Abdullah Parlıyan = Karşı çıkanların fısıldaşmaları başka şey değil, ancak inananları üzmek için şeytandandır. Oysa Allah'ın izni olmadıkça, müslümanlara hiç bir zarar veremez. İnananlar yalnızca Allah'a güvensinler.
Adem Uğur = Gizli konuşmalar şeytandandır. Bu, iman edenleri üzmek içindir. Oysa şeytan, Allah'ın izni olmadıkça, müminlere hiçbir zarar veremez. Müminler Allah'a dayanıp güvensinler.
Ahmed Hulusi = Fısıldaşma (suç olan fiskoslar) şeytandandır (şeytanî fikirler); iman edenleri mahzun etmek için! Allâh izni müstesna, (şeytanî fikirleri) onlarda (iman edenlerde) hiç zarar açığa çıkartamaz! İman edenler Allâh'a tevekkül etsinler.

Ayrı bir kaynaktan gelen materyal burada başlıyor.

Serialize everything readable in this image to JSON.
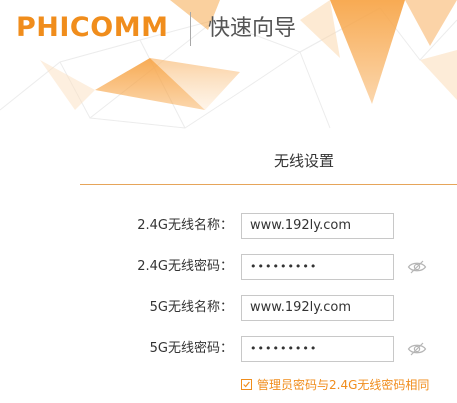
{
  "header": {
    "logo_text": "PHICOMM",
    "wizard_title": "快速向导"
  },
  "section": {
    "title": "无线设置"
  },
  "form": {
    "rows": [
      {
        "label": "2.4G无线名称：",
        "value": "www.192ly.com"
      },
      {
        "label": "2.4G无线密码：",
        "value": "•••••••••"
      },
      {
        "label": "5G无线名称：",
        "value": "www.192ly.com"
      },
      {
        "label": "5G无线密码：",
        "value": "•••••••••"
      }
    ],
    "sync_checkbox": {
      "label": "管理员密码与2.4G无线密码相同",
      "checked": true
    }
  },
  "icons": {
    "password_visibility": "eye-slash-icon",
    "checkbox": "checkmark-icon"
  },
  "colors": {
    "brand": "#f08d1c",
    "section_line": "#e6a55a",
    "input_border": "#c8c8c8"
  }
}
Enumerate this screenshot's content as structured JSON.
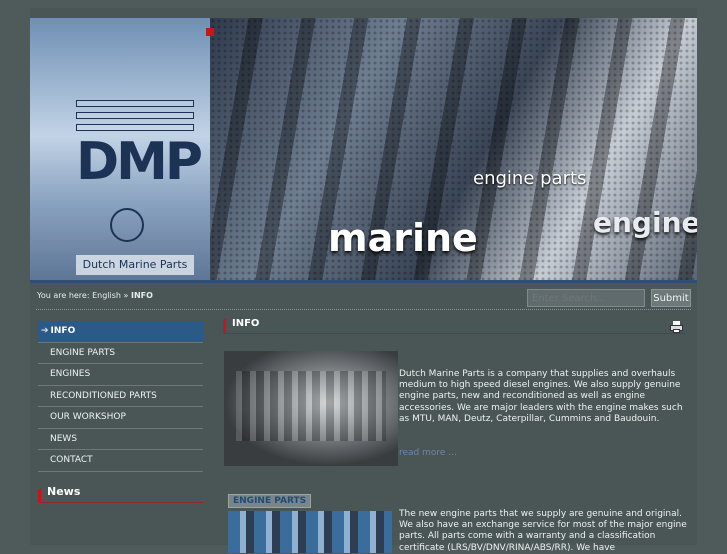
{
  "header": {
    "logo_letters": "DMP",
    "tagline": "Dutch Marine Parts",
    "banner_words": {
      "engine_parts": "engine parts",
      "marine": "marine",
      "engines": "engines"
    }
  },
  "breadcrumb": {
    "prefix": "You are here:",
    "home": "English",
    "separator": "»",
    "current": "INFO"
  },
  "search": {
    "placeholder": "Enter Search...",
    "submit_label": "Submit"
  },
  "sidebar": {
    "items": [
      {
        "label": "INFO",
        "active": true
      },
      {
        "label": "ENGINE PARTS"
      },
      {
        "label": "ENGINES"
      },
      {
        "label": "RECONDITIONED PARTS"
      },
      {
        "label": "OUR WORKSHOP"
      },
      {
        "label": "NEWS"
      },
      {
        "label": "CONTACT"
      }
    ],
    "news_heading": "News"
  },
  "main": {
    "title": "INFO",
    "intro": "Dutch Marine Parts is a company that supplies and overhauls medium to high speed diesel engines. We also supply genuine engine parts, new and reconditioned as well as engine accessories. We are major leaders with the engine makes such as MTU, MAN, Deutz, Caterpillar, Cummins and Baudouin.",
    "read_more": "read more ...",
    "section_badge": "ENGINE PARTS",
    "parts_text": "The new engine parts that we supply are genuine and original. We also have an exchange service for most of the major engine parts. All parts come with a warranty and a classification certificate (LRS/BV/DNV/RINA/ABS/RR). We have"
  },
  "colors": {
    "accent_red": "#c4161c",
    "menu_active": "#2c5a86",
    "background": "#4a5555",
    "link": "#6b86a8"
  }
}
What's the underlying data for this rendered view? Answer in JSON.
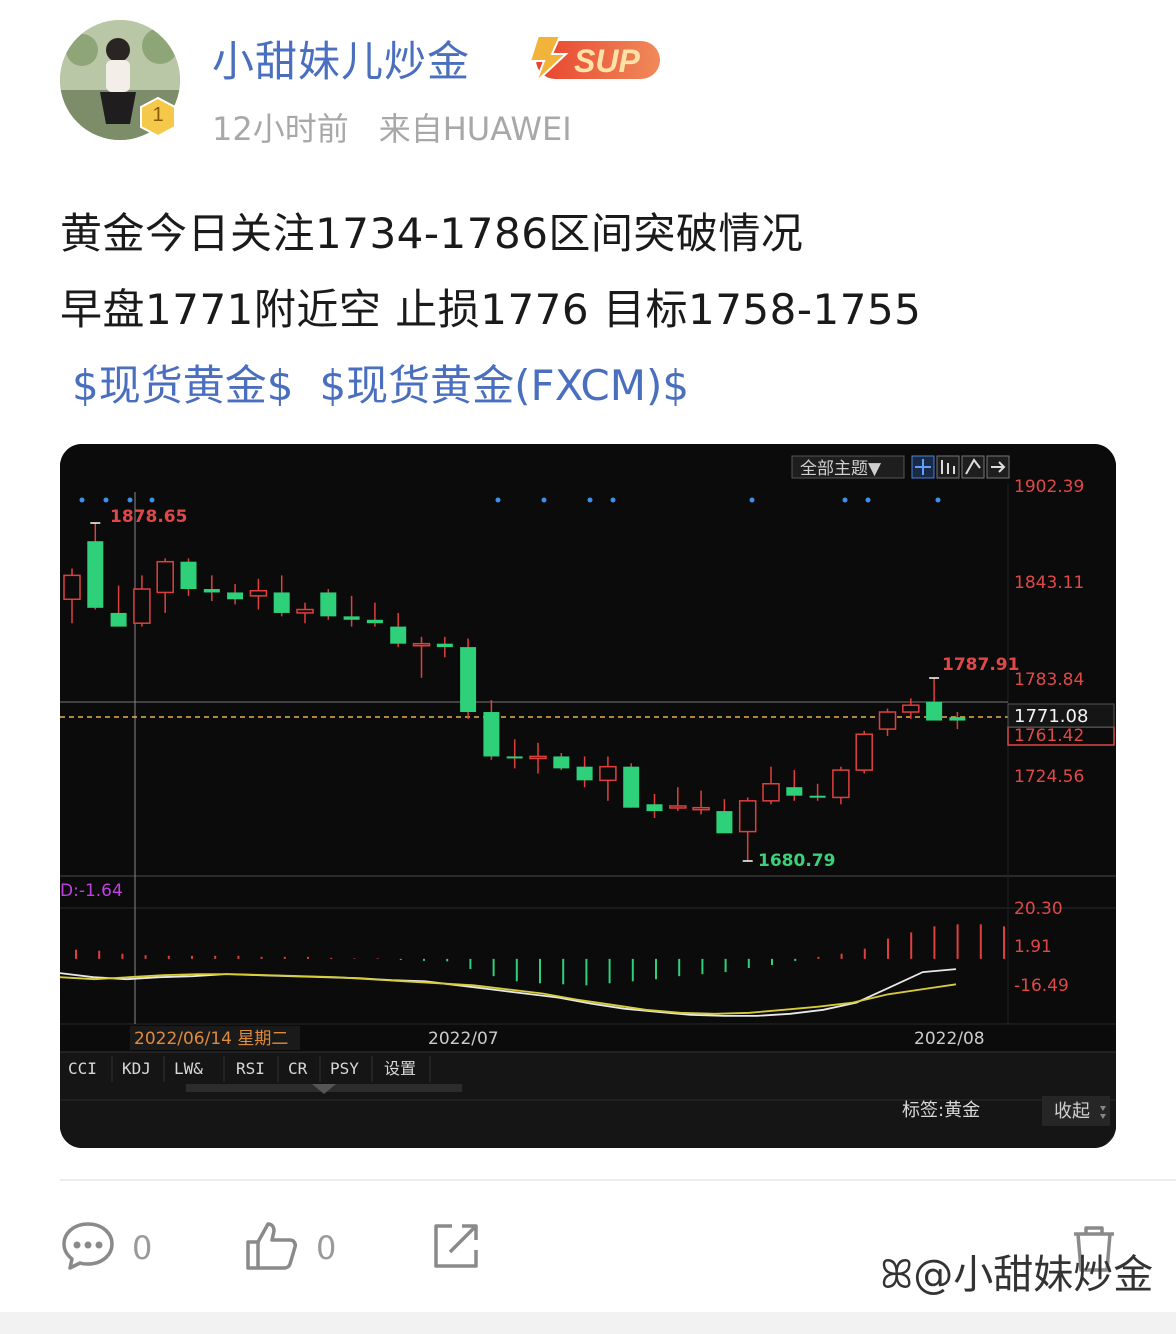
{
  "author": {
    "name": "小甜妹儿炒金",
    "rank": "1",
    "badge_text": "SUP",
    "time": "12小时前",
    "source": "来自HUAWEI"
  },
  "post": {
    "line1": "黄金今日关注1734-1786区间突破情况",
    "line2": "早盘1771附近空 止损1776 目标1758-1755",
    "tags": [
      "$现货黄金$",
      "$现货黄金(FXCM)$"
    ]
  },
  "chart": {
    "toolbar_label": "全部主题▼",
    "price_labels": [
      "1902.39",
      "1843.11",
      "1783.84",
      "1724.56"
    ],
    "current_price": "1771.08",
    "second_price": "1761.42",
    "high_label": "1878.65",
    "low_label": "1680.79",
    "recent_high_label": "1787.91",
    "indicator_readout": "D:-1.64",
    "indicator_labels": [
      "20.30",
      "1.91",
      "-16.49"
    ],
    "date_labels": [
      "2022/06/14 星期二",
      "2022/07",
      "2022/08"
    ],
    "indicator_tabs": [
      "CCI",
      "KDJ",
      "LW&",
      "RSI",
      "CR",
      "PSY",
      "设置"
    ],
    "tag_label": "标签:黄金",
    "collapse_label": "收起"
  },
  "chart_data": {
    "type": "candlestick",
    "symbol": "现货黄金",
    "y_axis_ticks": [
      1902.39,
      1843.11,
      1783.84,
      1724.56
    ],
    "y_range": [
      1672,
      1905
    ],
    "current_price": 1771.08,
    "annotations": {
      "max": 1878.65,
      "min": 1680.79,
      "recent_high": 1787.91
    },
    "candles": [
      {
        "o": 1834,
        "h": 1852,
        "l": 1820,
        "c": 1848
      },
      {
        "o": 1868,
        "h": 1878.65,
        "l": 1828,
        "c": 1829
      },
      {
        "o": 1826,
        "h": 1842,
        "l": 1820,
        "c": 1818
      },
      {
        "o": 1820,
        "h": 1848,
        "l": 1818,
        "c": 1840
      },
      {
        "o": 1838,
        "h": 1858,
        "l": 1826,
        "c": 1856
      },
      {
        "o": 1856,
        "h": 1858,
        "l": 1836,
        "c": 1840
      },
      {
        "o": 1840,
        "h": 1848,
        "l": 1833,
        "c": 1838
      },
      {
        "o": 1838,
        "h": 1843,
        "l": 1831,
        "c": 1834
      },
      {
        "o": 1836,
        "h": 1846,
        "l": 1828,
        "c": 1839
      },
      {
        "o": 1838,
        "h": 1848,
        "l": 1824,
        "c": 1826
      },
      {
        "o": 1826,
        "h": 1832,
        "l": 1820,
        "c": 1828
      },
      {
        "o": 1838,
        "h": 1840,
        "l": 1822,
        "c": 1824
      },
      {
        "o": 1824,
        "h": 1836,
        "l": 1818,
        "c": 1822
      },
      {
        "o": 1822,
        "h": 1832,
        "l": 1818,
        "c": 1820
      },
      {
        "o": 1818,
        "h": 1826,
        "l": 1806,
        "c": 1808
      },
      {
        "o": 1808,
        "h": 1812,
        "l": 1788,
        "c": 1808
      },
      {
        "o": 1808,
        "h": 1812,
        "l": 1800,
        "c": 1806
      },
      {
        "o": 1806,
        "h": 1811,
        "l": 1764,
        "c": 1768
      },
      {
        "o": 1768,
        "h": 1775,
        "l": 1740,
        "c": 1742
      },
      {
        "o": 1742,
        "h": 1752,
        "l": 1735,
        "c": 1741
      },
      {
        "o": 1742,
        "h": 1750,
        "l": 1732,
        "c": 1742
      },
      {
        "o": 1742,
        "h": 1744,
        "l": 1734,
        "c": 1735
      },
      {
        "o": 1736,
        "h": 1742,
        "l": 1724,
        "c": 1728
      },
      {
        "o": 1728,
        "h": 1742,
        "l": 1716,
        "c": 1736
      },
      {
        "o": 1736,
        "h": 1738,
        "l": 1712,
        "c": 1712
      },
      {
        "o": 1714,
        "h": 1720,
        "l": 1706,
        "c": 1710
      },
      {
        "o": 1712,
        "h": 1724,
        "l": 1710,
        "c": 1713
      },
      {
        "o": 1712,
        "h": 1722,
        "l": 1708,
        "c": 1712
      },
      {
        "o": 1710,
        "h": 1717,
        "l": 1698,
        "c": 1697
      },
      {
        "o": 1698,
        "h": 1718,
        "l": 1680.79,
        "c": 1716
      },
      {
        "o": 1716,
        "h": 1736,
        "l": 1714,
        "c": 1726
      },
      {
        "o": 1724,
        "h": 1734,
        "l": 1716,
        "c": 1719
      },
      {
        "o": 1719,
        "h": 1726,
        "l": 1716,
        "c": 1718
      },
      {
        "o": 1718,
        "h": 1736,
        "l": 1714,
        "c": 1734
      },
      {
        "o": 1734,
        "h": 1757,
        "l": 1732,
        "c": 1755
      },
      {
        "o": 1758,
        "h": 1770,
        "l": 1754,
        "c": 1768
      },
      {
        "o": 1768,
        "h": 1776,
        "l": 1764,
        "c": 1772
      },
      {
        "o": 1774,
        "h": 1787.91,
        "l": 1771,
        "c": 1763
      },
      {
        "o": 1765,
        "h": 1768,
        "l": 1758,
        "c": 1763
      }
    ],
    "indicator": {
      "name": "MACD",
      "D": -1.64,
      "y_axis_ticks": [
        20.3,
        1.91,
        -16.49
      ],
      "y_range": [
        -32,
        25
      ],
      "histogram": [
        4.5,
        4,
        2.5,
        1.8,
        1.5,
        1.5,
        1.5,
        1.5,
        1,
        1,
        1,
        0.5,
        0.3,
        0.3,
        -0.5,
        -1,
        -1.2,
        -5,
        -8.5,
        -11,
        -12,
        -12.5,
        -13,
        -12,
        -11,
        -10,
        -8.5,
        -7.5,
        -6.5,
        -4.5,
        -3,
        -1,
        1,
        2.5,
        5,
        10,
        13,
        16,
        17,
        17,
        16
      ],
      "dif": [
        -7,
        -9,
        -10,
        -9,
        -8.5,
        -7.5,
        -8,
        -8.5,
        -9,
        -9.5,
        -10.5,
        -11,
        -13,
        -15,
        -17,
        -19,
        -22,
        -24.5,
        -26,
        -27.5,
        -28,
        -28,
        -27,
        -25,
        -21.5,
        -14,
        -6.5,
        -5
      ],
      "dea": [
        -9,
        -10,
        -9,
        -8,
        -7.5,
        -7.5,
        -8,
        -8.5,
        -9,
        -10,
        -11,
        -12,
        -13,
        -15,
        -17,
        -20,
        -22.5,
        -25,
        -26.5,
        -27,
        -26.5,
        -25,
        -23.5,
        -21.5,
        -17.5,
        -15,
        -12.5
      ]
    },
    "x_labels": [
      "2022/06/14 星期二",
      "2022/07",
      "2022/08"
    ]
  }
}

Ahmet Tekin = Fısıltı yayarak ortalık bulandırmak şeytandandır, şeytan tıynetli ahlâksız azgınlardandır, şeytanî güçlerdendir. İman edenleri üzmek için böyle yaparlar. Allah’ın koyduğu düzenin yasalarına uygun olarak iradesi tecellî etmeden, onlara hiçbir zarar da veremezler. Mü’minler, yalnızca Allah’a dayanıp güvenirler, işlerini Allah’a havale ederler.
Ahmet Varol = Gizli konuşma ancak şeytandandır. İman edenleri üzmek için (şeytan buna yöneltir). Oysa bu, Allah'ın izni olmadan onlara bir zarar verecek değildir. Mü'minler yalnız Allah'a güvensinler.
Ali Bulaç = Şüphesiz 'gizli toplantıların fısıldaşmaları' (kulis), iman edenleri üzüntüye düşürmek için ancak şeytan (ürünü olan işler)dendir. Oysa Allah'ın izni olmaksızın o, onlara hiçbir şeyle zarar verecek değildir. Şu halde mü'minler, yalnızca Allah'a tevekkül etsinler.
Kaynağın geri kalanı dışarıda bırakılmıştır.